In reviewing, on certiorari, the proceedings and judgment of the justice, the circuit.court can ascertain what the justice’s docket contains only by having before it a regularly certified copy of such docket. In this case the record contains no such copy. The certificate of the justice is that the paper which the court manifestly accepted as a copy of the docket “ is a true transcript of my docket and all the papers in the case.” Whether the entry of the adjournment contained in such transcript was taken from his docket or from some other paper in the case does not appear. On the record before it the circuit court could not properly determine that the justice failed to enter in his docket the place to which the cause was adjourned. The judgment of the circuit court must therefore be reversed. If the defendant desires it, that court should order a further return. Besides the want of a proper certificate, the record contains no order for a further return, and the transcript, although found *247■with the record returned here, is not addressed to the circuit court, and there is nothing to show who delivered it to the clerk of that court, or how it came in this record. It seems little better than a fugitive pa.per, uncalled for, unauthorized, and wanting identification, which, in some unknown way, has crept into the record. To rest a solemn judgment of the court solely upon such a paper is entirely inadmissible.
A party can scarcely be misled by the failure of the justice to enter in his docket the place to which a cause is adjourned, especially when it is adjourned (as in this case) at the office of the justice; and it is a very technical rule which •holds the judgment of the justice absolutely void if he fails to enter the same in his docket. Hence, it is not unreasonable to require the return of the justice to show such failure clearly and unmistakably before a judgment is reversed for that reason alone.
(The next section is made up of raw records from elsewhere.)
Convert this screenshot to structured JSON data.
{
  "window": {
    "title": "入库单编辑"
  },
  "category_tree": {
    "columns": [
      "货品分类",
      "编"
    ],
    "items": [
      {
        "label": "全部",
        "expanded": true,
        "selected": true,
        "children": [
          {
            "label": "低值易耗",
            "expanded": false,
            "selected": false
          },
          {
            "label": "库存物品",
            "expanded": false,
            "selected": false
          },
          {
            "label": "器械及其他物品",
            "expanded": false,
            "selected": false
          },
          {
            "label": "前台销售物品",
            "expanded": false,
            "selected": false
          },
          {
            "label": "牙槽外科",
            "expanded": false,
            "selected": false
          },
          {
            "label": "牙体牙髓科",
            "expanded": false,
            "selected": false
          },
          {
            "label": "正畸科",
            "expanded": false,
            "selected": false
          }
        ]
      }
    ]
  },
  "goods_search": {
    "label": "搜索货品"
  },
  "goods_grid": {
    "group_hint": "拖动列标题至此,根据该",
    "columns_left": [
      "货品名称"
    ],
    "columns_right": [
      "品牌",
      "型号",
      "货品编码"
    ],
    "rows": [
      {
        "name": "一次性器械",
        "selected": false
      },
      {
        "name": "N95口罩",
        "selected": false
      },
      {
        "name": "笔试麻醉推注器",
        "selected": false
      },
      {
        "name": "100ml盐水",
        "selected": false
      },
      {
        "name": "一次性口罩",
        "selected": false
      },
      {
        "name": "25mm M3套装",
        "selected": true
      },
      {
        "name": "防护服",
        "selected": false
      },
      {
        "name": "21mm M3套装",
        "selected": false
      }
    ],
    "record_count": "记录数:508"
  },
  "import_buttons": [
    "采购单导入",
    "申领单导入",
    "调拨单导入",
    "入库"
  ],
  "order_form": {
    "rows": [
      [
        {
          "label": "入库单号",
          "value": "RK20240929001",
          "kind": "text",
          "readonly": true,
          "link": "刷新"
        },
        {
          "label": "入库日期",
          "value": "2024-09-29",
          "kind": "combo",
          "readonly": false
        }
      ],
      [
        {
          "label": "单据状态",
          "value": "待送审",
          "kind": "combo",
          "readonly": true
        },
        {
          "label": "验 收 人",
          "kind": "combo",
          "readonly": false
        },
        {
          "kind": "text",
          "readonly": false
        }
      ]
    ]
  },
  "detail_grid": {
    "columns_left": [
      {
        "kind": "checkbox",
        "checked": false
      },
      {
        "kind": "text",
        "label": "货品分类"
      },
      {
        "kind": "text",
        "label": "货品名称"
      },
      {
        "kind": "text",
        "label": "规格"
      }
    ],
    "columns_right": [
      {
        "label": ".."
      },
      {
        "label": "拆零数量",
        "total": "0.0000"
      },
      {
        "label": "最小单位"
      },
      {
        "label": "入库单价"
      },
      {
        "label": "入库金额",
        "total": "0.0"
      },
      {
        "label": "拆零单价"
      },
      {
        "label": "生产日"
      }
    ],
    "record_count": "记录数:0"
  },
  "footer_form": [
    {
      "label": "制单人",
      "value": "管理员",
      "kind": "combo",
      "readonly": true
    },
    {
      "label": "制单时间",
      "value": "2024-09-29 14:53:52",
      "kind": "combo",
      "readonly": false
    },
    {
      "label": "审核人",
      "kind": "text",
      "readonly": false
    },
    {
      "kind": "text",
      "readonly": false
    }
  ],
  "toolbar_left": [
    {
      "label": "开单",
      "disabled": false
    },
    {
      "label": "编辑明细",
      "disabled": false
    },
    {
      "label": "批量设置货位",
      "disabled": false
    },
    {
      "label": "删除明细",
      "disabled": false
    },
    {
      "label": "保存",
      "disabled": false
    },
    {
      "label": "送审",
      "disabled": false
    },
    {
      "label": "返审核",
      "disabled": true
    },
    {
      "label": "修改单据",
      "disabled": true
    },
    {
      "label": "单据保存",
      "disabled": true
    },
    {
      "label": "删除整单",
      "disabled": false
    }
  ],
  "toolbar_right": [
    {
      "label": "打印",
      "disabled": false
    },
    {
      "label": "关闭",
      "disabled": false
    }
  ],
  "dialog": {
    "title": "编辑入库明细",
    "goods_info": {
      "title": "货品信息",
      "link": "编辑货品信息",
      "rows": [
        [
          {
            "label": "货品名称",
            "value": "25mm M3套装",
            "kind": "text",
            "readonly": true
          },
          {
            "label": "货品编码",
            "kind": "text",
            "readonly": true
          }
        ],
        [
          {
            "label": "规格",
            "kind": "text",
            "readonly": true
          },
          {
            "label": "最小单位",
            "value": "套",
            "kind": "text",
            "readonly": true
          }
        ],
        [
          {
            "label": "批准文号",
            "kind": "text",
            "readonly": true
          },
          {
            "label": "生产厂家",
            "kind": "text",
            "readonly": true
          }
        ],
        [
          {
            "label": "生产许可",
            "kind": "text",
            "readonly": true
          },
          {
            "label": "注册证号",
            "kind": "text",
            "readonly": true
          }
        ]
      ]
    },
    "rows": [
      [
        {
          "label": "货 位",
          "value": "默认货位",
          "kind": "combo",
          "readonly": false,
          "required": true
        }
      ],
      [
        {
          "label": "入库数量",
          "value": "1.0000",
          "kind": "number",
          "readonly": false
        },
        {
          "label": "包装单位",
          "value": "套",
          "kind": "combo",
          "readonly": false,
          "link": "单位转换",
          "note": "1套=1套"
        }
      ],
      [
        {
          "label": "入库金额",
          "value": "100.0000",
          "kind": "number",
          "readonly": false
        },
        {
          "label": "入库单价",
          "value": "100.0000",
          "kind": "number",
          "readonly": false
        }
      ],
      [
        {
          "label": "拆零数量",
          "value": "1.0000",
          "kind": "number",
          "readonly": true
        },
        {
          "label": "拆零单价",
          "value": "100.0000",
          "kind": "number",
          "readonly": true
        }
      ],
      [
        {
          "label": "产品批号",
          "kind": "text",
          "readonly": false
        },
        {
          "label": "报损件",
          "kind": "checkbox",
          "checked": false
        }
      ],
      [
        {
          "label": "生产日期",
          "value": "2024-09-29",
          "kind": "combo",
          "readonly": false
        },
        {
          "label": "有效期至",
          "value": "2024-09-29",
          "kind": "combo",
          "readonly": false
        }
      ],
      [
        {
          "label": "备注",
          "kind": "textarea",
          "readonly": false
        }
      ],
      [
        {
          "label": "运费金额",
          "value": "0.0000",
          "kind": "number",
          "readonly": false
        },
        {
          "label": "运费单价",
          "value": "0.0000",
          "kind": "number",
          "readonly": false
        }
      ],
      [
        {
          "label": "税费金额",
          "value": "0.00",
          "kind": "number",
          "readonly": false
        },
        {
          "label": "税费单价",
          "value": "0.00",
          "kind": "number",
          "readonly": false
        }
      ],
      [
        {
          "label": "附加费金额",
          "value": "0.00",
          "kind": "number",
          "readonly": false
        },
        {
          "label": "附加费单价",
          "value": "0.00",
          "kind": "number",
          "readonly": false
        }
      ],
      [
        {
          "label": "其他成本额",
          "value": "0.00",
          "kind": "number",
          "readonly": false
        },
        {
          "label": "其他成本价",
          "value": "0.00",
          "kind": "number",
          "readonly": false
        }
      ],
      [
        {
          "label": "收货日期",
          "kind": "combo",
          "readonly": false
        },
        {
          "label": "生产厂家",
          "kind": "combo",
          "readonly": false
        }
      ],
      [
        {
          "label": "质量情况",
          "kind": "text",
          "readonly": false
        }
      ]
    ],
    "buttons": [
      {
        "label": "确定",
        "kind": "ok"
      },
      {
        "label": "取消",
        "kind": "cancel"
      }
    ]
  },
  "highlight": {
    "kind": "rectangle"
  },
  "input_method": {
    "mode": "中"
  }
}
The party who relies upon a technical error to avoid a judgment against him must be held to strict rules in making the error manifest to the court.
The writ of certiorari herein is informal in that it contains no express mandate to the justice to return the record in the ■cause, but sufficient appears in the writ to apprise the justice that he was required to do so. Inasmuch as there is no .statutory form of a common law writ of certiorari prescribed, this writ is, we think, sufficient.
By the Court.— The judgment of the circuit court is reversed, and the cause will be remanded for further proceedings according to law.